ML: Sì, quella è una take che è stata ripresa anche con una telecamera, non era male e così ho pensato di pubblicarla in anteprima per la rete. Abbiamo registrato tutto in diretta come avviene nel jazz, senza riprese di errori, facendo varie take e scegliendo quella migliore. Il disco è stato registrato così come si vede nel video di "Work Song".

PPF: Com'è stato lavorare con gli altri componenti del gruppo? Hanno contribuito alla realizzazione o l'arrangiamento dei pezzi oppure è tutta sola opera tua?
ML: Tutti i pezzi sono stati composti da me, tranne la cover. Ho curato anch'io tutta la produzione del disco, ma è ovvio che i musicisti che scegli per una produzione sono quelli che ti garantiscono il miglior risultato e che possono solo migliorare la tua musica. Tra l'altro nel disco c'è la mia storica sezione ritmica, costituita da Guido Russo al basso e Pasquale De Paola alla batteria, e Tommy De Paola all'Hammond, gente che sa il fatto suo!

PPF: Tra assolo e temi, nell'album concedi molto spazio all'Hammond di Tommy De Paola. È una scelta fatta in funzione degli arrangiamenti oppure semplicemente la tua passione per l'Hammond - che sappiamo apprezzi molto - ti ha portato ad affidargli un ruolo quasi da co-leader?
ML: Questo disco è incentrato un po' sul suono dell'Hammond, volevo fare una cosa differente rispetto ai miei dischi precedenti. Anche per questo ho fatto suonare alcuni temi all'organo, per avere varietà, visto che questo è il mio primo disco suonato dall'inizio alla fine da un'unica formazione.

PPF: So che sei un fiero utilizzatore di Les Paul ma non è raro vederti anche con chitarre simil Stratocaster. Cosa hai usato per questo album?
ML: Ho usato esclusivamente la mia Les Paul Goldtop '56 del custom shop Gibson, l'ampli è un Victoria Victoriette con valvole finali 6L6 e cono Eminence Legend GB128. Per la ripresa sono stati usati due microfoni, un classico Shure SM-57 posizionato al centro del cono dell'ampli e, accanto, un ottimo Royer R-121, microfono a nastro che conferisce al suono della chitarra elettrica un corpo
naturale e pieno, e compensa ciò che sfugge all'SM-57. La mia Suhr C1 SSH la uso essenzialmente per le cose pop.


PPF: Di certo non disdegni l'effettistica.

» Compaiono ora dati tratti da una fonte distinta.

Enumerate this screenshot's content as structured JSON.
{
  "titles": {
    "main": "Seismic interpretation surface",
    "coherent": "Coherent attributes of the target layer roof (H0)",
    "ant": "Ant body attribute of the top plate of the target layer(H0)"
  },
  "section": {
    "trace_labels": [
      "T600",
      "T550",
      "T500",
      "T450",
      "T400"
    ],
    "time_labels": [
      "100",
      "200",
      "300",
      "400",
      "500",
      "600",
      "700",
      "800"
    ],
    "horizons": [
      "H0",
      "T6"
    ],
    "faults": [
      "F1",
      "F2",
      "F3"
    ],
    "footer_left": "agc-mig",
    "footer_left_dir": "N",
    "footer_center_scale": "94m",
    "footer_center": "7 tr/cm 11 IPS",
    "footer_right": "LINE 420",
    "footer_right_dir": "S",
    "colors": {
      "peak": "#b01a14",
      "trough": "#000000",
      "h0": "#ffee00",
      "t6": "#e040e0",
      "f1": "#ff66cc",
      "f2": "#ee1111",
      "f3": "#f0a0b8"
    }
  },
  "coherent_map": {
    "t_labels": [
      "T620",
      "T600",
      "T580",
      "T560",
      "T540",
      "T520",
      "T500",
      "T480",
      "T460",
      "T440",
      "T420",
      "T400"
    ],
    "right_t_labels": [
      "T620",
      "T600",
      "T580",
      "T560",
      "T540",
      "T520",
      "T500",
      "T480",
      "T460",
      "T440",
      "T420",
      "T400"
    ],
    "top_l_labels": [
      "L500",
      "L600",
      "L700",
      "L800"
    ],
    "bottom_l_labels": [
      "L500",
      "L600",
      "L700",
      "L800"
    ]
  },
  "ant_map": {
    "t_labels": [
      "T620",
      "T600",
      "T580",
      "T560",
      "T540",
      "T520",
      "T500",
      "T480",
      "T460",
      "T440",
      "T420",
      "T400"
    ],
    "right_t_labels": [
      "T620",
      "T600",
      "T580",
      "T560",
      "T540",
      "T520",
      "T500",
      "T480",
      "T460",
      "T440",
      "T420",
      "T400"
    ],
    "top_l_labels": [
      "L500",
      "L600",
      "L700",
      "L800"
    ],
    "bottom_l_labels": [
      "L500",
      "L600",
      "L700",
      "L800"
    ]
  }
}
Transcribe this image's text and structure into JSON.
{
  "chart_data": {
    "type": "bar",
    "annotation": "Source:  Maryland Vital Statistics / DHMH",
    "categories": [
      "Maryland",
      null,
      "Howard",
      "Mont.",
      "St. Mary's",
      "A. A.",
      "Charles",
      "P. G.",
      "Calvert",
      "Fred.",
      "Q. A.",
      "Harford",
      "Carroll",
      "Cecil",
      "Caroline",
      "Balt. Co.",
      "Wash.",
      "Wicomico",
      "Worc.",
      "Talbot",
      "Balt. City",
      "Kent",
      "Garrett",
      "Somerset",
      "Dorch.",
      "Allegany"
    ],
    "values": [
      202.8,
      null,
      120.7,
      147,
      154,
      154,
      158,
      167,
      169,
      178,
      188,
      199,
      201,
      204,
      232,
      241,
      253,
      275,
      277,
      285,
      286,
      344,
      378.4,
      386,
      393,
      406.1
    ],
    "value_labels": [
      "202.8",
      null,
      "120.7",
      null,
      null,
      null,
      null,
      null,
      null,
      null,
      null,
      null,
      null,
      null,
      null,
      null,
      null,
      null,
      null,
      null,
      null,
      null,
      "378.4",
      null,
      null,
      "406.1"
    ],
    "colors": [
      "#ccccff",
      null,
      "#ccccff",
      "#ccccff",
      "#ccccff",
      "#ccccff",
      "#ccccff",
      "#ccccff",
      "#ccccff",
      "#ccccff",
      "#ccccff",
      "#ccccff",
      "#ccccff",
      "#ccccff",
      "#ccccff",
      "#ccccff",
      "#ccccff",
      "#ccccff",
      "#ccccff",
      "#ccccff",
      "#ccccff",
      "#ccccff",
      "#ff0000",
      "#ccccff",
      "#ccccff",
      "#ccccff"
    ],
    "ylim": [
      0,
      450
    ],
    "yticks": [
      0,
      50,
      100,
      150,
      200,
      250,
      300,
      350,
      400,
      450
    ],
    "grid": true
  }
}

Tremolo e overdrive sono usati in diversi brani e più di una volta hai un suono che ricorda un chorus spinto al massimo. Puoi parlarci della tua pedalboard?
ML: Come overdrive ho usato il Mudhoney II T-Rex, poi c'è il chorus TC Electronic con i controlli Speed e Width al massimo e Intensity a poco più della metà, con il quale ottengo una sonorità che ricorda il Leslie. Il wah è un Fulltone Clyde Standard, mentre come tremolo ho usato quello dell'ampli. In pratica, in studio mi sono portato la mia pedaliera "jazz" che trovate sul mio sito.

PPF: Immagino che ora avrà inizio una serie di concerti promozionali per lanciare l'album. Puoi anticiparci qualche data?
ML: Sì, per ora ci sono date solo nel napoletano. Domenica 18 novembre sarò al "Fabric" di Portici in Trio, venerdì 23 novembre invece suonerò in Quartetto al Menhir al Vomero. Sul mio sito ci sono tutte le info aggiornate.